I fear routine. I pride myself in being a spontaneous woman, willing to take on a new adventure at any time and make last-minute changes on a whim. Never have I been the one to keep a daily planner or even keep up the calendar on my computer. I don’t do schedules.
Then along came my daughter, Anastasia, who is 8 months old. For those of you with children, you know they thrive on a schedule; they flourish with stability and consistency. Since words like these are my antitheses, the learning curve here proved slightly painful.

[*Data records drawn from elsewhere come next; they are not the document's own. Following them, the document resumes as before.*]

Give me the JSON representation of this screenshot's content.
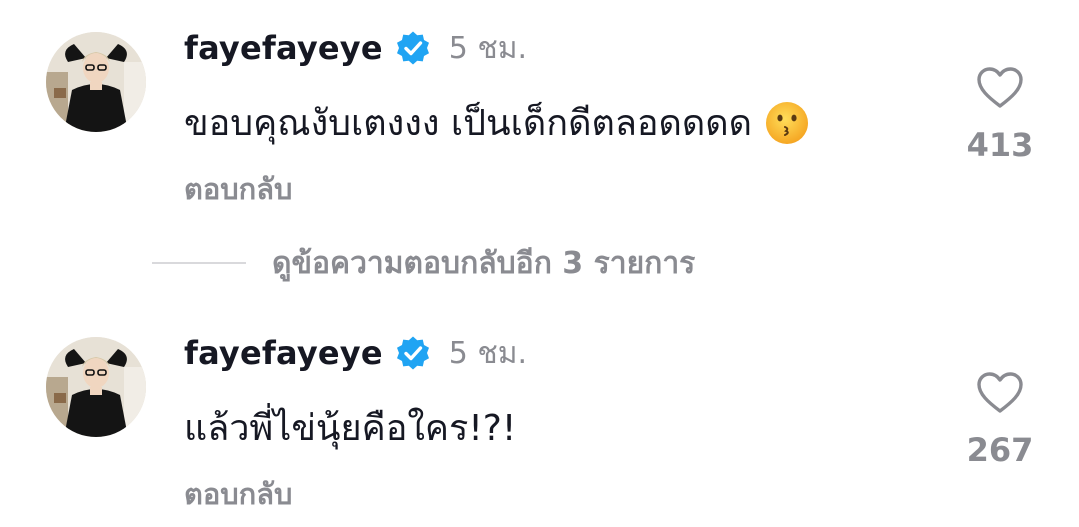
{
  "comments": [
    {
      "username": "fayefayeye",
      "verified_icon": "verified-badge-icon",
      "time": "5 ชม.",
      "text": "ขอบคุณงับเตงงง เป็นเด็กดีตลอดดดด",
      "emoji": "kissing-face-emoji",
      "reply_label": "ตอบกลับ",
      "like_count": "413",
      "like_icon": "heart-outline-icon"
    },
    {
      "username": "fayefayeye",
      "verified_icon": "verified-badge-icon",
      "time": "5 ชม.",
      "text": "แล้วพี่ไข่นุ้ยคือใคร!?!",
      "reply_label": "ตอบกลับ",
      "like_count": "267",
      "like_icon": "heart-outline-icon"
    }
  ],
  "view_replies": {
    "label": "ดูข้อความตอบกลับอีก 3 รายการ"
  },
  "colors": {
    "primary_text": "#161823",
    "secondary_text": "#8a8b91",
    "verified_blue": "#20a4f3",
    "divider": "#d9d9dc"
  }
}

Through a long experiment of trial and error, I reluctantly noticed that if Anastasia goes to bed before 10 p.m., she sleeps better all night. I also noticed that if she’s fed baby food at the same time every day, three times a day, she’s altogether happier. Frustrated that I was being forced to schedule time to be a good mom, I was slow to catch on to the importance of this routine.
Well, she taught me a lesson, as children often do. One dazed trip to the nursery at 3 a.m. after a late-night bedtime made me realize that I was holding onto a small piece of my youth that no longer mattered.
Those of us who are prior-service families, or those families who are currently serving, know that no plans are concrete. We’ve grown accustomed to plans changing at the drop of a hat, so much so that some of us (namely me) find the concept of a concrete schedule intimidating.
I still don’t know why I fought it so long. When I’m consistent in my parenting and put my daughter’s schedule before my own, she’s consistently a happy baby. When I let my spontaneous roots keep me from putting her first, my baby is too grumpy to allow us to do anything fun or spontaneous anyway.
Slowly, she’s turning me into a person who is just a little more consistent and a little less self-centered. Like it or not, my life now revolves around her schedule, and even though my day may not be planned out on my calendar, she lets me know what’s next on the agenda — my little personal assistant.